Life is built on a foundation that is more robust than any mathematical calculation

David Bier, an analyst at the Cato Institute’s Center for Global Liberty and Prosperity, says that the issue of managing resources so that no one suffers should not be discussed in mathematical terms. Although he was involved in discussions and projects related to reducing fertility in poor countries in the late 1960s, Bier says he experienced a turning point when something reminded him of the words of a Jewish chaplain eulogising the dead on the battlefield on the island of Iwo Jima during World War II: “How many who would have been a Mozart or a Michelangelo or an Einstein have we buried here?”

Bier re-evaluated his stance, deciding that it was not his place to prevent the birth of a future Mozart, or indeed any child who might have brought “joy to his or her family and community.”

He believes it is wonderful to give people the opportunity to expand their families as much as they want or can afford, and that it is cruel to manipulate or coerce them into doing something they do not want to do.

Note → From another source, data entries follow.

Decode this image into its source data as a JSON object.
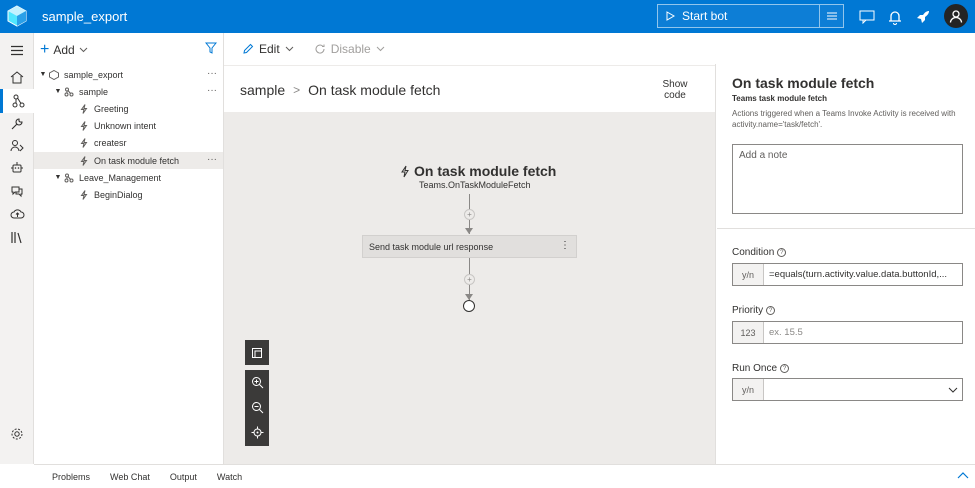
{
  "app": {
    "title": "sample_export"
  },
  "header": {
    "start_bot_label": "Start bot"
  },
  "tree_panel": {
    "add_label": "Add",
    "items": [
      {
        "label": "sample_export",
        "level": 0,
        "expandable": true,
        "type": "bot",
        "more": true
      },
      {
        "label": "sample",
        "level": 1,
        "expandable": true,
        "type": "dialog",
        "more": true
      },
      {
        "label": "Greeting",
        "level": 2,
        "expandable": false,
        "type": "trigger",
        "more": false
      },
      {
        "label": "Unknown intent",
        "level": 2,
        "expandable": false,
        "type": "trigger",
        "more": false
      },
      {
        "label": "createsr",
        "level": 2,
        "expandable": false,
        "type": "trigger",
        "more": false
      },
      {
        "label": "On task module fetch",
        "level": 2,
        "expandable": false,
        "type": "trigger",
        "more": true,
        "selected": true
      },
      {
        "label": "Leave_Management",
        "level": 1,
        "expandable": true,
        "type": "dialog",
        "more": false
      },
      {
        "label": "BeginDialog",
        "level": 2,
        "expandable": false,
        "type": "trigger",
        "more": false
      }
    ]
  },
  "center": {
    "edit_label": "Edit",
    "disable_label": "Disable",
    "breadcrumb": [
      "sample",
      "On task module fetch"
    ],
    "show_code_line1": "Show",
    "show_code_line2": "code",
    "trigger_title": "On task module fetch",
    "trigger_subtitle": "Teams.OnTaskModuleFetch",
    "action_label": "Send task module url response"
  },
  "properties": {
    "title": "On task module fetch",
    "subtitle": "Teams task module fetch",
    "description": "Actions triggered when a Teams Invoke Activity is received with activity.name='task/fetch'.",
    "note_placeholder": "Add a note",
    "condition_label": "Condition",
    "condition_prefix": "y/n",
    "condition_value": "=equals(turn.activity.value.data.buttonId,...",
    "priority_label": "Priority",
    "priority_prefix": "123",
    "priority_placeholder": "ex. 15.5",
    "run_once_label": "Run Once",
    "run_once_prefix": "y/n",
    "run_once_value": ""
  },
  "bottom_tabs": [
    "Problems",
    "Web Chat",
    "Output",
    "Watch"
  ],
  "colors": {
    "brand": "#0078d4",
    "canvas": "#edebe9"
  }
}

Bier points out that the lack of respect for human life permeating all the approaches of specialists talking about the danger of overpopulation is disconcerting, analysing Ehrlich’s bet, modelled on Pascal’s.”If I’m right, we will save the world [by curbing population growth]. If I’m wrong, people will still be better fed, better housed, and happier, thanks to our efforts. Will anything be lost if it turns out later that we can support a much larger population than seems possible today?” This is Ehrlich’s bet, which Bier considers cynical, as long as the stakes are not its author’s life.

The analyst admits that he fails to see the logic in people being horrified at the starvation of a comparatively few people in a faraway country yet positively gleeful at the thought that “a million or ten million times that many lives will never be lived that might be lived.”

Although the issue of overpopulation may seem to be an economic or environmental problem, it ultimately has a substantial ethical dimension. In the 1970s, environmentalist Garrett Hardin used the metaphor of a lifeboat to represent wealthy nations surrounded by poorer populations. He argued that because the lifeboat had limited capacity, admitting too many people would have meant certain death for the existing passengers.

However, Pearce points out that the metaphor says nothing about the fact that the privileged people on board had taken up ten places each. Nor does it address the fact that our artificially amplified needs constantly and relentlessly devalue the lives of those who suffer and die in a world separated from us by an ocean of selfishness.